Are these women insecure?

So if you’ve had experiences like mine, I need to know, how do you handle rude people?

4 thoughts on “The Rudeness of Some People”

  1. Hi Maya…I just stumbled on your articles on the web…the more I read the more I became interested…in what you write about…the flavour of your English draws me in…and the way you say things makes me want to know stuff…like were you born speaking English…( it’s definitely not Singaporean or Malaysian English)…
    …I’m just making this comment as I have made plans to visit Hat Yao and Songkhla in 2 weeks time…I’m glad you gave me insights of what I should expect…
    …I’m an ex sabahan from North Borneo…now in kangarooland…and I can usually pick the origin of people when they use the English language…( some are horrible 😁)..yours is so so pleasing…
    ….you keep writing…I will keep reading…..

    Reply
    • Dear Mohammed – Your comment truly came as a pleasant surprise like a monarch butterfly landing ever so gently on a leaf. I am both pleased and a little shy that you found my writing interesting. I do feel I was born speaking English because I’ve always thought in English and always write in English. My Cantonese is passable; but I certainly am not great on all aspects of Cantonese. Thank you for making my day and giving me more motivation to continue blogging. You have certainly piqued my interest – why ex-Sabahan turned Aussie?

      Reply
  2. Hi Krista, I fully agree to what you penned here. Similar experience just hit me recently and I’m glad I read your article today, I’m also not giving that bitchy prima donna a face. While I am a wee bit in luck, that I have not been into any form of biz relationship with that bitchy woman, I must say she is the exact same person u described….the air in her words used for text messages and spoken spelled “You are a failure if you do not kowtow to me” demanding respect from me when she do not even earn any. To a person like this, I am at par with you that I will not give her a chance for any forms of light in business be it referral or others. A person who likes to show off and boast about however many projects she handled when she is not even directly involved in it, whining about how sick she was from attending it while I have also done similar if not bigger and I am still standing.

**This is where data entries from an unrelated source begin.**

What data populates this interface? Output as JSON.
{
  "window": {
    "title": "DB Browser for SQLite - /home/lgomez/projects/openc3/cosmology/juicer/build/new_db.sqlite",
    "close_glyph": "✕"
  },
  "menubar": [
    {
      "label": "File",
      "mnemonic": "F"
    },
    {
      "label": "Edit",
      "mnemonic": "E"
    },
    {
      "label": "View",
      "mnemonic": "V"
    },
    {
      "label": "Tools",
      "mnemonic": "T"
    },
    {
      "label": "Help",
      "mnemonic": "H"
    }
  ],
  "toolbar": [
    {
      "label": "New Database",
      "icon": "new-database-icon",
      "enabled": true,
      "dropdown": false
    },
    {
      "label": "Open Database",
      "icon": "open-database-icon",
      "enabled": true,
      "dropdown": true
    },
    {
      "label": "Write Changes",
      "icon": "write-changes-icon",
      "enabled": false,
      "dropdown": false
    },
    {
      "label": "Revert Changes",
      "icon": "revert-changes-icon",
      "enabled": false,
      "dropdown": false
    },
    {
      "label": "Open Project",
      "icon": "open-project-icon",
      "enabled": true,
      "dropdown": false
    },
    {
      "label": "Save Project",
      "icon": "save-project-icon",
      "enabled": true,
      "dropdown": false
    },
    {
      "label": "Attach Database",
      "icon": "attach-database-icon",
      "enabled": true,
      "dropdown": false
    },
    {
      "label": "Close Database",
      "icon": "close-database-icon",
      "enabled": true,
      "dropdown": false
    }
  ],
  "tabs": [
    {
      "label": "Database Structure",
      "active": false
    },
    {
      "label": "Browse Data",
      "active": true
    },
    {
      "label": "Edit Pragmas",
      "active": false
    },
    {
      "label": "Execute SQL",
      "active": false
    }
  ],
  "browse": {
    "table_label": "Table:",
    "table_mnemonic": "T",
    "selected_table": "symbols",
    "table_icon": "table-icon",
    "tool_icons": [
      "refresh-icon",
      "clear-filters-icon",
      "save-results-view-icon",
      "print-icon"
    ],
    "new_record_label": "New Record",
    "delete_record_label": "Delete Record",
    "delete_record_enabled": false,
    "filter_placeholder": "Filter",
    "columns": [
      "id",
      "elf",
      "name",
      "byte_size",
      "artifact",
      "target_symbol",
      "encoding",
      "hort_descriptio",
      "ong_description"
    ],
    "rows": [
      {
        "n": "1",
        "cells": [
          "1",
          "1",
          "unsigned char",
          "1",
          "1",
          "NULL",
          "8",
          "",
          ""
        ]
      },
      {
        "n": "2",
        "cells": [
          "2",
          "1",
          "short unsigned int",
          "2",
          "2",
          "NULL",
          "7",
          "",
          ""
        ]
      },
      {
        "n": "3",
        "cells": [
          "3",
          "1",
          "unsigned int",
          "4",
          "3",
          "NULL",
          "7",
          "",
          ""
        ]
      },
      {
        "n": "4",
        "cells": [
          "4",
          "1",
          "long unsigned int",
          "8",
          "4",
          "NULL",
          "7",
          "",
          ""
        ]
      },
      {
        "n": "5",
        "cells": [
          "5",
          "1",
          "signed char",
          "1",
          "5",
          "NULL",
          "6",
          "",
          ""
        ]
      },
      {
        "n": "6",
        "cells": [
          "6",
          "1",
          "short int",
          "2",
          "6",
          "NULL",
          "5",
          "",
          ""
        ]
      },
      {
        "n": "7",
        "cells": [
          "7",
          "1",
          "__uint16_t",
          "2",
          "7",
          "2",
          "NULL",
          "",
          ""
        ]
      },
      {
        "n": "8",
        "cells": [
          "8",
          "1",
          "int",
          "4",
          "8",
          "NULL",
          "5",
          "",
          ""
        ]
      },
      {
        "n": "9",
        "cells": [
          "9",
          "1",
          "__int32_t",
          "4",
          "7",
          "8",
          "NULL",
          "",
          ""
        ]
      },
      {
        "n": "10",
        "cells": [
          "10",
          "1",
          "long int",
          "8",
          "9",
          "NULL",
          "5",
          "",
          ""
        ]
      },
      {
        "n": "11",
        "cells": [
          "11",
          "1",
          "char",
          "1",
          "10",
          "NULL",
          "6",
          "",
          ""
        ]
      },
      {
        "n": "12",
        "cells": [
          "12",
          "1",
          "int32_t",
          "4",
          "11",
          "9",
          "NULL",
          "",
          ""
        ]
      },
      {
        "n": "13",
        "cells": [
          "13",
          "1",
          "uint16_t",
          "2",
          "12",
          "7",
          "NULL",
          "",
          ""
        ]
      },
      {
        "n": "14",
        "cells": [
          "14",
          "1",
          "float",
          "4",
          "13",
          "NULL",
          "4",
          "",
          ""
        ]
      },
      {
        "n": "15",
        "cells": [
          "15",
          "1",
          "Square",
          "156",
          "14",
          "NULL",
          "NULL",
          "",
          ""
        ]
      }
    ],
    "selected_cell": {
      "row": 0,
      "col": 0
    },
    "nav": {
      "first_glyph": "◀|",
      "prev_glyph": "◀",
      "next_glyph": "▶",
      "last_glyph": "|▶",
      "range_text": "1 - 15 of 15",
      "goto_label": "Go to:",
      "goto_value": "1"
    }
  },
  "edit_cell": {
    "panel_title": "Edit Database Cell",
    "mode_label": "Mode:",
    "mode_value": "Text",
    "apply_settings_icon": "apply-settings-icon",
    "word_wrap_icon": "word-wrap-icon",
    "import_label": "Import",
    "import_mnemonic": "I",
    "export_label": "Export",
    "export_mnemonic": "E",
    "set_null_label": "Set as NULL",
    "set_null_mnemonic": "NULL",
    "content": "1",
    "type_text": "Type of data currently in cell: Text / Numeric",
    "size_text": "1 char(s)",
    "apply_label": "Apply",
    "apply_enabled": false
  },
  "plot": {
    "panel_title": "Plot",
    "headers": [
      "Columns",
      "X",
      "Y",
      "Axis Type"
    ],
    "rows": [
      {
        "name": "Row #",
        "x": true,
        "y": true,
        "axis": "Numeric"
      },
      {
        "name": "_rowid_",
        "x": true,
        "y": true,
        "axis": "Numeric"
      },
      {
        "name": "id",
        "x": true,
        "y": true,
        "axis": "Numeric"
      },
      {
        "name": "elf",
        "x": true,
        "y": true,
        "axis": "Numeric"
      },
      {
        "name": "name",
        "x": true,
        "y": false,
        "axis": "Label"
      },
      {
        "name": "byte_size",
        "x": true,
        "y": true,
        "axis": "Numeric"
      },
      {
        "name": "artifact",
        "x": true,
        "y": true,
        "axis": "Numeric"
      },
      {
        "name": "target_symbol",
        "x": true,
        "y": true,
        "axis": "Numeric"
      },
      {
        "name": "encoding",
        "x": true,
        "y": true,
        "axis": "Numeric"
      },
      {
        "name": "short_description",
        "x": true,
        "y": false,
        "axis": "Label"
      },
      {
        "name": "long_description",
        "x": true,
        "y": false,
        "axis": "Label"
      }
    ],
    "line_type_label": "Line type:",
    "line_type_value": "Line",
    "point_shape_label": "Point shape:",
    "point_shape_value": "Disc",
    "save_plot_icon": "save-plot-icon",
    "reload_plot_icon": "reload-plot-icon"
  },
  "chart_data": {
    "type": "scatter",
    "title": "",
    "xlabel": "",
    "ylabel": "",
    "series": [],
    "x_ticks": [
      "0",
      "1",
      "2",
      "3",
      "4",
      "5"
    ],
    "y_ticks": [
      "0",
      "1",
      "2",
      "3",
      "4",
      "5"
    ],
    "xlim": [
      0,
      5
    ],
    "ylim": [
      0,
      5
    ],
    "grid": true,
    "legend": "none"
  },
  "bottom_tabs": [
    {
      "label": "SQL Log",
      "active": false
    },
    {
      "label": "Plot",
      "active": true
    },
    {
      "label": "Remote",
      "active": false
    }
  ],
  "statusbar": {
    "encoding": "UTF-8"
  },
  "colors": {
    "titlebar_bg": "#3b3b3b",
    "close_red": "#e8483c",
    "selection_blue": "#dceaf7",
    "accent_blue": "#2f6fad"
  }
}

    Your article reminded me that I am doing the right thing to not let this bitchy woman degrade me and bring my spirits up again for many others who are far more deserving, and for this I thank you for your article.

    To answer your questions, these women are not only insecure, they have bad ethics and they don’t respect the world they are in….they think by competing, sabotaging and belittling is the only weapon to win above all in the business world while people like you and me believe in collaborating and helping each other grow.

    By showing off acting like a queen even when they are also new and a nobody does warrant them one thing…the failure they will want to see in others. Just as I have been taught in my upbringing, never belittle others and God will bless you and reward you abundantly, this is my virtue and my stronghold that I believe in.

    PS: I have since blocked her frm my contact list.

    Reply
    • Steph, I am glad I am not alone in talking about bitchy women. Being kind and gracious is rare and that is what I try my best to be (even on days when I feel like slapping someone LOL but I almost always cool down when I blog about my experience! So in many ways my blog is my sanctuary, my space and I have written about a lot of stuff in my life which I am upset about and then immediately I feel better.) But you know, what I didn’t mention in the article above is that I know this meanie woman at the conference – not very well, thank God – and to hear how she behaved from a trusted friend – wow that just blows my mind. Thank you for leaving your thoughts and comments. It delights me that readers find that shared experiences make us less lonely in our angst 😉 And yes, if we can declutter our wardrobes, we can also declutter and remove useless, toxic “friends”. I have removed and blocked quite a few people too and I instantly feel uplifted!